The runner still holds the host Docker socket (root-equivalent on the forge VM). The operator chose to run the 5 first-party/trusted candidate repos on the existing runner as-is, deferring the separate-VM fence to later hardening. The fence remains real hardening for when UNTRUSTED workflows run.

Ecosystem CI — the 999_testing plan (DONE, validated on the runner)

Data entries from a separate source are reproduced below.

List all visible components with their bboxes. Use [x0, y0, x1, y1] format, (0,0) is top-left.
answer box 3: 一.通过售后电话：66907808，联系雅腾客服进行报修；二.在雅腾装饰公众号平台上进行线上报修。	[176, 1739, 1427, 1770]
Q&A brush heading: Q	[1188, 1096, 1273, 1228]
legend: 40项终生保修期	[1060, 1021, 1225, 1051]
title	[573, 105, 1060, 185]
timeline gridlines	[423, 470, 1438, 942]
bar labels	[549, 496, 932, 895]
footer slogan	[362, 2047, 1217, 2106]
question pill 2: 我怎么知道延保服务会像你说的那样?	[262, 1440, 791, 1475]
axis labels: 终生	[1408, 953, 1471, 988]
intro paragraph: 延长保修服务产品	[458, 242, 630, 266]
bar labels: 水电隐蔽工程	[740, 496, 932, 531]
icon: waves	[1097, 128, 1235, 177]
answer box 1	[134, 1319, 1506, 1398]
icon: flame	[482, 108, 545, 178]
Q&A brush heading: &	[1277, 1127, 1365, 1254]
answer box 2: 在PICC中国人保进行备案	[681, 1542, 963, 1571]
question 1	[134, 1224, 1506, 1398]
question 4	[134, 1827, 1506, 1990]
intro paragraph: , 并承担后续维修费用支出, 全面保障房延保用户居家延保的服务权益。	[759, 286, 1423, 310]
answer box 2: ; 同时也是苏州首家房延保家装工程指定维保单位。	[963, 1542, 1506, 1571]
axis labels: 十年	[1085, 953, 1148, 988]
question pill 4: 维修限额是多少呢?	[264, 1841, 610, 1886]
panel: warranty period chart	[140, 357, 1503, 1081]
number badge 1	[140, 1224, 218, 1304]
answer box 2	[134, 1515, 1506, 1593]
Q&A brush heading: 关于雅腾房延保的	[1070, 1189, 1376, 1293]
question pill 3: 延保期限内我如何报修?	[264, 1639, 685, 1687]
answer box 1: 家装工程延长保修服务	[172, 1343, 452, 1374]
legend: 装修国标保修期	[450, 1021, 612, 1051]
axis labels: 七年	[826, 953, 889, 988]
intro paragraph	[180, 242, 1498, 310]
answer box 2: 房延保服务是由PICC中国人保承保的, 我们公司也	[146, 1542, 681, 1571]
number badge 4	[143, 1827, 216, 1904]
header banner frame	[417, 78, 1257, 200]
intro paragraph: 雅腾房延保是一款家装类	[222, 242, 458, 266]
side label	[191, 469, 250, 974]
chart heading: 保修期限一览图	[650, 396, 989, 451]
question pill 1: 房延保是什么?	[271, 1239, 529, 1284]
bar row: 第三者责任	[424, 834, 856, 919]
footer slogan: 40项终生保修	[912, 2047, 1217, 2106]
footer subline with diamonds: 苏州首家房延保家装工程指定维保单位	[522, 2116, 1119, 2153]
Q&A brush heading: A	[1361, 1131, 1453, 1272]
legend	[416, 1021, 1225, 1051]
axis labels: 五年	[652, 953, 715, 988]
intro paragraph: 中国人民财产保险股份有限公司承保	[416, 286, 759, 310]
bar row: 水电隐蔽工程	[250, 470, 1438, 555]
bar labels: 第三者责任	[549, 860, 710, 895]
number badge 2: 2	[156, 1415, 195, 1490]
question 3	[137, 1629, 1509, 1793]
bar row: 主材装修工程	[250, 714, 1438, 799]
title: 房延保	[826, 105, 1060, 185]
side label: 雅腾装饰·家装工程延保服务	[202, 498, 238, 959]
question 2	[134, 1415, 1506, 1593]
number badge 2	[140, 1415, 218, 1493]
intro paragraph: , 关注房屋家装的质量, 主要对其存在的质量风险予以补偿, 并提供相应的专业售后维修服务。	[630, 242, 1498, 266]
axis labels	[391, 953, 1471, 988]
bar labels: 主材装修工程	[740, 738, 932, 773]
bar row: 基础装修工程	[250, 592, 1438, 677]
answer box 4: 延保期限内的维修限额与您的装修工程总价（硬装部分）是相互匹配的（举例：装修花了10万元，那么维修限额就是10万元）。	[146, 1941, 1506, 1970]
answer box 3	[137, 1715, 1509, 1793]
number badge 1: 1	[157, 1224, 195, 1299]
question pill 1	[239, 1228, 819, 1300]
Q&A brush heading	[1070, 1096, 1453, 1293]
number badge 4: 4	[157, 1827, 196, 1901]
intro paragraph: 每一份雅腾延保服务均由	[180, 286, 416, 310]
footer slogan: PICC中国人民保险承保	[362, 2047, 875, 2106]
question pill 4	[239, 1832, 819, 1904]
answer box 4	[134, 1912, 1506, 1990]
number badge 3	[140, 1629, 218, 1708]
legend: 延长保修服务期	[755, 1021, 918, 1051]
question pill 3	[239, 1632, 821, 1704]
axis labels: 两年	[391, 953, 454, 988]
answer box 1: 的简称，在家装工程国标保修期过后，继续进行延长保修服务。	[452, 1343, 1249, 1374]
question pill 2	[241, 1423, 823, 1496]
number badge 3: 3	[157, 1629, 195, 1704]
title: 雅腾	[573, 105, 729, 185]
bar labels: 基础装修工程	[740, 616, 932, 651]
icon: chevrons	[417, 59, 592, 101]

  • CI image toolchain extended: shellcheck + yamllint (apt), eslint@9.18.0 + semantic-release@24.2.3 with the conventionalcommits preset + @semantic-release/ git+changelog (the plugin set Olsitec's GitLab release template uses). Pinned in VERSIONS (NOT in preflight's up-gating set — job tools, not deploy tools).
  • ARCHITECTURE PIVOT — Forgejo 11.0.15 does NOT support reusable workflows. A job-level uses:/workflow_call is silently dropped → zero runs (verified live, both same-repo and cross-repo; an equivalent inline job ran green). The working cross-repo reuse primitive is the COMPOSITE ACTION referenced by FULL URL: uses: https://forge.olsitec.net/olsitec/foundation/actions/<x>@master (short-form resolves against the runner's DEFAULT_ACTIONS_URL=data.forgejo.org and 404s). Replaced the (dead) reusable-*.yml with composite actions.
  • actions/ (composite, + README): node-build (npm/bun/none install+build), docker-build (host-socket build; caller mounts the socket), lint (eslint+yamllint gate), semantic-release-version (conventionalcommits dry-run version probe).
  • .forgejo/workflows/ecosystem-selftest.yml + ci/semantic-release-bumptest.sh: self-contained proof on the runner of the 999 criteria that need no external repo — the semantic-release bump sequence 1.0.0→1.1.0→1.1.1→2.0.0→3.0.0 (Olsitec's exact releaseRules; --dry-run --no-ci --tag-format '${version}' + grep, like the GitLab generate-release-version job) and the eslint/yamllint non-zero-exit gates. All GREEN.
  • Candidate validation: node-build ran green on the runner against a real bun build (throwaway citest-node, since deleted). Real candidate code built in the foundation-ci image: C2 olsicrypto (npm/tsc → dist) and C3 document-engine (bun/tsc → dist). C4 olsitrack/api is no-build (install-only path). C1 seaspots-homepage and C5 token-service are blocked on the not-yet-published @olsitec package registry (svelte-common / olsicrypto) — Stage-2; documented.

Current state

  • Repo ~/work/olsitec-foundation/foundation, branch master, origin = Forgejo, working tree clean. Commits this session (pushed): fix(ci-image): pulumi 3.243, feat(ci): T14 pipelines, feat(ci-image): ecosystem toolchain, feat(ci): reusable workflows + selftest, refactor(ci): composite actions (Forgejo 11) (+ a probe commit).
  • Foundation's own CI green on master (preflight, typecheck, preview, semantic-release- bumptest, eslint-gate, yamllint-gate). pulumi-preview + backup-verify green.
  • cd bootstrap && ./run.sh up idempotent; it now also publishes state to RustFS.
  • Master passphrase pass olsitec-foundation/PULUMI_CONFIG_PASSPHRASE; VM key ~/.ssh/foundation-test_ed25519; forge admin platform-admin / Vault foundation/forgejo/service-credentials:forgejoAdminPassword.

Known gaps / next steps

  • R5 fence — still pending (operator-deferred). Do before any UNTRUSTED workflow.
  • Package registry (Stage-2) — C1/C5 + any cross-repo @olsitec dep need the Forgejo package registry populated (publish olsicrypto, svelte-common, …). Then docker-build for seaspots-homepage / token-service can be validated end-to-end (npmrc via build-args).
  • Forgejo upgrade — reusable workflows need a newer Forgejo; until then composite actions are the contract (actions/README.md).
  • T15index.ts phase marker still T10-runner; Gate A/B comments; docs/DAY-ZERO-TIMELINE.md.
  • Hardening — pin floating refs (IMAGE_REGISTRY PIN_DIGEST, IMAGE_RUSTFS latest, IMAGE_CI tag); pre-bake pulumi plugins into foundation-ci to drop preview's per-run auto-install; register in Olsitec MCP (D6). VM sshd MaxStartups before refresh-in-CI.

Operating mode for next session: HIGH-RISK / INFRA (remote VM, Docker, secrets).